By Chris Brown

When faced with a medical emergency, it’s only natural to demand the best care available. For many, this aid is provided by a teaching hospital. These medical centers, of which University of Louisville Hospital is one, operate as combined business-academic endeavors, and not only support their surrounding communities by treating patients from diverse socio-economic backgrounds, but also serve as research centers. Teaching hospitals provide invaluable training to resident physicians as they make the transition from classroom to consultation.

But changes in the health care market over the last decade, coupled with state and federal budget problems across the nation, have helped create a tough situation for these health care centers.

Grant money and clinical revenue from fee-for-services health coverage programs and private-pay patients have helped hospitals cover the costs of doing business and teaching students. However, when teaching hospitals become capable of funding themselves, such self-reliance comes at a price. When a teaching hospital stands on its own two feet, state governments often see an opportunity to play Jenga with the hospital’s budget. Fiscal policy-makers’ motto: so long as it stands, we’ll pretend not to see it wobble.

As more Americans are insured by managed-care plans, self-sufficient teaching hospitals also face the pinch from the funding caps that HMOs place on reimbursement for patient care.

Not surprisingly, the average HMO feels responsible to cover only the costs of patient care, not the training of health care professionals. Many cut any extra funding that hospitals would use to cover educational costs for medical training by paying only costs related directly to patient services.

While there are measures to ensure the solvency of teaching hospitals’ budgets, even those programs are frequently dismantled by congressional stop-gapping. Congress’ 1983 effort to help cover educational costs for teaching hospitals, Indirect Medical Education (IME), is seeing its money dwindling. Because 1997’s federal Balanced Budget Act mandates decreasing spending in one area before increasing it in another, funding available for IMEs is often lost to defense initiatives, environmental protection and other projects. At the same time, Medicare and Medicaid, as well as many of the nation’s largest insurance companies, are still trying to reduce expenses by encouraging customers to switch to HMO coverage plans.
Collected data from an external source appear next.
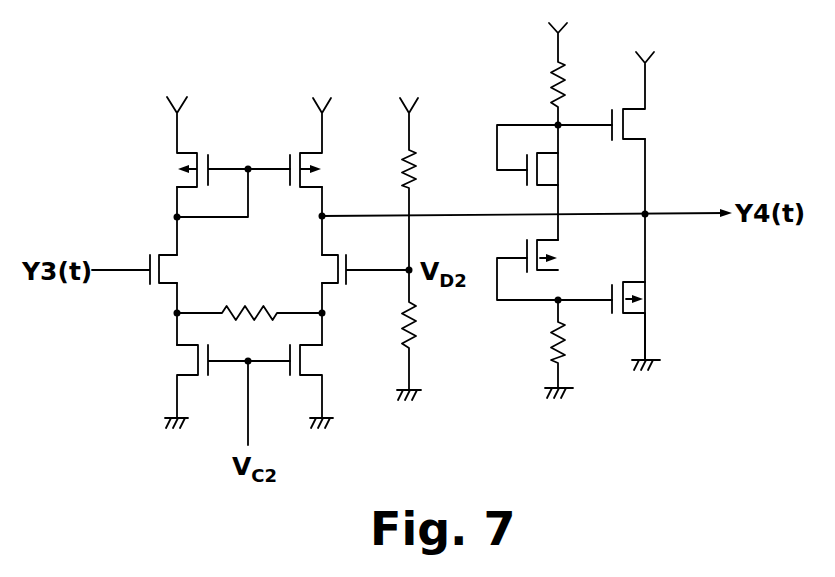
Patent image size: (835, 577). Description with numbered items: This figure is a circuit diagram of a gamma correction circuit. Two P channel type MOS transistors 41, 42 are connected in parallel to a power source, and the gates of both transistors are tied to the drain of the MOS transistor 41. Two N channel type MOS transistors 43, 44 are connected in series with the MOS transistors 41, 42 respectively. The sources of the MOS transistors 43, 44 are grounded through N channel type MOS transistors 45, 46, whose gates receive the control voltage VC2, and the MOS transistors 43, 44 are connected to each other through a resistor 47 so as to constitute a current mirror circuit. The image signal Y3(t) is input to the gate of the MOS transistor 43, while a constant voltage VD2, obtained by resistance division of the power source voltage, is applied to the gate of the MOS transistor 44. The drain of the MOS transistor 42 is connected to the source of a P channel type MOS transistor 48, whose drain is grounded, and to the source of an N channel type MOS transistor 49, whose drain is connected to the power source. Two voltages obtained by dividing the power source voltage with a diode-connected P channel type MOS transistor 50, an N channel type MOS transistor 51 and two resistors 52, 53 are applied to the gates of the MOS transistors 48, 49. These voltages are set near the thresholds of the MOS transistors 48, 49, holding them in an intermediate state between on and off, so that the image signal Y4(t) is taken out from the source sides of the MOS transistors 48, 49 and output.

The P channel type MOS transistor 41 is at (170, 168).
The P channel type MOS transistor 42 is at (327, 158).
The N channel type MOS transistor 43 is at (158, 248).
The N channel type MOS transistor 44 is at (337, 288).
The N channel type MOS transistor 45 is at (176, 362).
The N channel type MOS transistor 46 is at (327, 366).
The resistor 47 is at (247, 300).
The P channel type MOS transistor 48 is at (653, 295).
The N channel type MOS transistor 49 is at (650, 123).
The diode-connected P channel type MOS transistor 50 is at (561, 250).
The N channel type MOS transistor 51 is at (561, 172).
The resistor 52 is at (545, 345).
The resistor 53 is at (543, 85).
All of this backs teaching hospitals into a corner, forcing them to spread funding even thinner in order to cover both patient care and educational operations. As budgets tighten, it becomes increasingly difficult to juggle the pins flying above the heads of most teaching hospitals, which are trying to treat patients efficiently, teach students effectively and conduct research progressively — all while remaining competitive with independent hospitals which are free from the added burdens of teaching and research expenses.

The solution to these hospitals’ problems lies largely in the hands of health care coverage providers. To ensure cutting-edge medical care for their customers, HMOs must realize that patient care starts with quality health care training, and that tomorrow’s professionals rely on teaching hospitals for their educations today.